Location
- Folly Farm Lane Ashley, Hampshire, BH24 2NN England 50°50′35″N 1°48′32″W﻿ / ﻿50.84313°N 1.80891°W

Information
- Type: Independent School Waldorf School
- Established: 1974
- Founder: Christine Polyblank
- Department for Education URN: 113943 Tables
- Ofsted: Reports
- Head teacher: College of Teachers
- Gender: Co-educational
- Age: 3 to 18
- Website: http://ringwoodwaldorfschool.org.uk/

= Ringwood Waldorf School =

Ringwood Waldorf School is an Independent School for 3-18 year olds located on the edge of the New Forest, near the Dorset and Hampshire border. Established in 1974, the school was founded on the principles of Waldorf education and follows a unique curriculum that aligns learning with children's natural developmental stages. This approach cultivates a lifelong love of learning and prepares students to meet the challenges of an evolving world with confidence and purpose.

==History==

Ringwood Waldorf School was founded in 1974 by Christine Polyblank after Alex Baum from the Camphill Movement Sheiling School invited her to establish a Waldorf school for the children of the co-workers. The school started with just six pupils in a row of cottages at Folly Farm and quickly expanded, moving into temporary buildings as more families joined.

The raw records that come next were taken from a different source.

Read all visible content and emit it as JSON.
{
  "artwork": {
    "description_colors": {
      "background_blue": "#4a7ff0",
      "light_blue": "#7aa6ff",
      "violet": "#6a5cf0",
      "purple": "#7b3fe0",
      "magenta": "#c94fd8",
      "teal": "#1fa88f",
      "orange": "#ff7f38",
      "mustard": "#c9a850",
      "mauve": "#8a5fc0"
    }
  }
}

By the late 1980s, the school relocated to its permanent site on Folly Farm Lane, expanding to offer Kindergarten through to Lower School. In 1986, architect and builder Keir Polyblank took responsibility for developing the new school site.

==Campus==

Today Ringwood Waldorf School has a purpose built campus, with four kindergartens, 12 classrooms, an art studio, science lab and multi-purpose hall as well as some dedicated rooms for special activities such as Music, Handwork, Woodwork and Eurythmy. It offers an education from Kindergarten to Upper School for children aged 3 to 18 years.

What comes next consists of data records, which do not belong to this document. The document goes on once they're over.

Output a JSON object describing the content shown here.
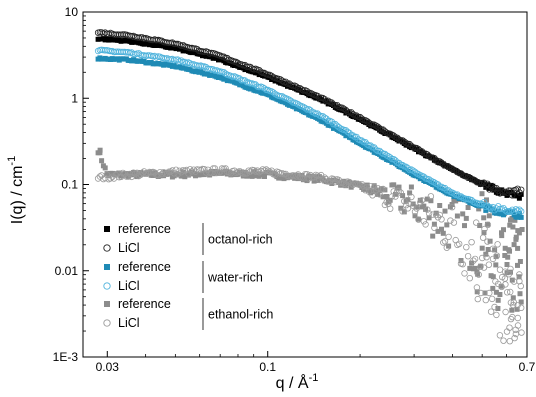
{
  "chart_data": {
    "type": "scatter",
    "xlabel": "q / Å",
    "xlabel_sup": "-1",
    "ylabel": "I(q) / cm",
    "ylabel_sup": "-1",
    "x_scale": "log",
    "y_scale": "log",
    "xlim": [
      0.025,
      0.7
    ],
    "ylim": [
      0.001,
      10
    ],
    "x_ticks": [
      {
        "value": 0.03,
        "label": "0.03"
      },
      {
        "value": 0.1,
        "label": "0.1"
      },
      {
        "value": 0.7,
        "label": "0.7"
      }
    ],
    "y_ticks": [
      {
        "value": 10,
        "label": "10"
      },
      {
        "value": 1,
        "label": "1"
      },
      {
        "value": 0.1,
        "label": "0.1"
      },
      {
        "value": 0.01,
        "label": "0.01"
      },
      {
        "value": 0.001,
        "label": "1E-3"
      }
    ],
    "grid": false,
    "legend_position": "bottom-left",
    "legend_groups": [
      {
        "label": "octanol-rich",
        "entries": [
          {
            "label": "reference",
            "series_index": 0
          },
          {
            "label": "LiCl",
            "series_index": 1
          }
        ]
      },
      {
        "label": "water-rich",
        "entries": [
          {
            "label": "reference",
            "series_index": 2
          },
          {
            "label": "LiCl",
            "series_index": 3
          }
        ]
      },
      {
        "label": "ethanol-rich",
        "entries": [
          {
            "label": "reference",
            "series_index": 4
          },
          {
            "label": "LiCl",
            "series_index": 5
          }
        ]
      }
    ],
    "series": [
      {
        "name": "reference",
        "group": "octanol-rich",
        "marker": "square",
        "filled": true,
        "color": "#000000",
        "x": [
          0.028,
          0.035,
          0.05,
          0.07,
          0.1,
          0.15,
          0.2,
          0.3,
          0.4,
          0.5,
          0.6,
          0.67
        ],
        "y": [
          4.9,
          4.6,
          3.8,
          2.8,
          1.75,
          0.95,
          0.57,
          0.26,
          0.15,
          0.1,
          0.077,
          0.075
        ]
      },
      {
        "name": "LiCl",
        "group": "octanol-rich",
        "marker": "circle",
        "filled": false,
        "color": "#222222",
        "x": [
          0.028,
          0.035,
          0.05,
          0.07,
          0.1,
          0.15,
          0.2,
          0.3,
          0.4,
          0.5,
          0.6,
          0.67
        ],
        "y": [
          5.8,
          5.4,
          4.3,
          3.1,
          1.9,
          1.0,
          0.6,
          0.27,
          0.15,
          0.1,
          0.078,
          0.085
        ]
      },
      {
        "name": "reference",
        "group": "water-rich",
        "marker": "square",
        "filled": true,
        "color": "#1f8ab5",
        "x": [
          0.028,
          0.035,
          0.05,
          0.07,
          0.1,
          0.15,
          0.2,
          0.3,
          0.4,
          0.5,
          0.6,
          0.67
        ],
        "y": [
          2.9,
          2.8,
          2.35,
          1.75,
          1.1,
          0.55,
          0.3,
          0.13,
          0.075,
          0.055,
          0.046,
          0.045
        ]
      },
      {
        "name": "LiCl",
        "group": "water-rich",
        "marker": "circle",
        "filled": false,
        "color": "#4fb3dc",
        "x": [
          0.028,
          0.035,
          0.05,
          0.07,
          0.1,
          0.15,
          0.2,
          0.3,
          0.4,
          0.5,
          0.6,
          0.67
        ],
        "y": [
          3.6,
          3.4,
          2.8,
          2.05,
          1.25,
          0.62,
          0.33,
          0.14,
          0.08,
          0.058,
          0.05,
          0.05
        ]
      },
      {
        "name": "reference",
        "group": "ethanol-rich",
        "marker": "square",
        "filled": true,
        "color": "#8c8c8c",
        "x": [
          0.028,
          0.03,
          0.035,
          0.05,
          0.07,
          0.1,
          0.15,
          0.2,
          0.3,
          0.4,
          0.5,
          0.6,
          0.67
        ],
        "y": [
          0.25,
          0.13,
          0.13,
          0.13,
          0.135,
          0.13,
          0.115,
          0.095,
          0.06,
          0.035,
          0.02,
          0.012,
          0.01
        ]
      },
      {
        "name": "LiCl",
        "group": "ethanol-rich",
        "marker": "circle",
        "filled": false,
        "color": "#9a9a9a",
        "x": [
          0.028,
          0.035,
          0.05,
          0.07,
          0.1,
          0.15,
          0.2,
          0.3,
          0.4,
          0.5,
          0.6,
          0.67
        ],
        "y": [
          0.12,
          0.13,
          0.14,
          0.145,
          0.14,
          0.12,
          0.095,
          0.055,
          0.03,
          0.012,
          0.004,
          0.0025
        ]
      }
    ]
  }
}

The school sits on the edge of the New Forest and can be accessed by foot and bicycle on the popular Castleman Trailway. This direct access to the forest allows students to engage closely with the natural world, enriching their learning and sense of place.

The school shares the site with the Lantern Community a Camphill Movement initiative. The Lantern café and shop are a friendly spot where parents can meet and connect, helping to build a warm, supportive community around the school.

==Curriculum==
Ringwood Waldorf School follows the Waldorf curriculum, a unique framework that aligns learning with children's natural developmental stages. This holistic approach to education cultivates curiosity and inspires both academic engagement and creative expression. By fostering a classroom teaching style grounded in child development, teachers can adapt to the diverse needs of their students and engage with each child individually to ignite their personal love for learning.

Children can attend Ringwood Waldorf School for their whole school journey. The Parent and Child group welcomes children from birth to 4 years, Kindergartens from 3 to 6 years, Lower School from 6 to 14 years and Upper School from 14 to 18 years.

Upper School students follow the Waldorf curriculum while working towards Level 2 and 3 Integrative Education Certificates and Diplomas, accredited by Crossfields Institute and regulated by Ofqual. These qualifications, equivalent to GCSEs and A-levels, provide a rigorous education and the opportunity to earn UCAS points. Students also take GCSEs in English Language and Mathematics, ensuring a well-rounded and internationally recognised qualification.

==Extracurricular activities==
===Comenius School Partnership Programme===
Supported and funded by the British Council and the European Commission, this is a two-year project in which the school invites foreign teachers and students to a programme of activities. Ringwood Waldorf School pupils also visit schools in Spain, Germany, Italy, Turkey and Estonia to learn drama, circus skills and sculpture.

===International Summer School===
The school teams up with the Lewis School of English to offer an International Summer School. It is based at the Ringwood Waldorf School and offers purpose-built classrooms, a large theatre, gymnasium, workshops for dance, arts and craft activities and access to nearby fields and forest and to Ringwood, a historic market town on the edge of the New Forest National Park.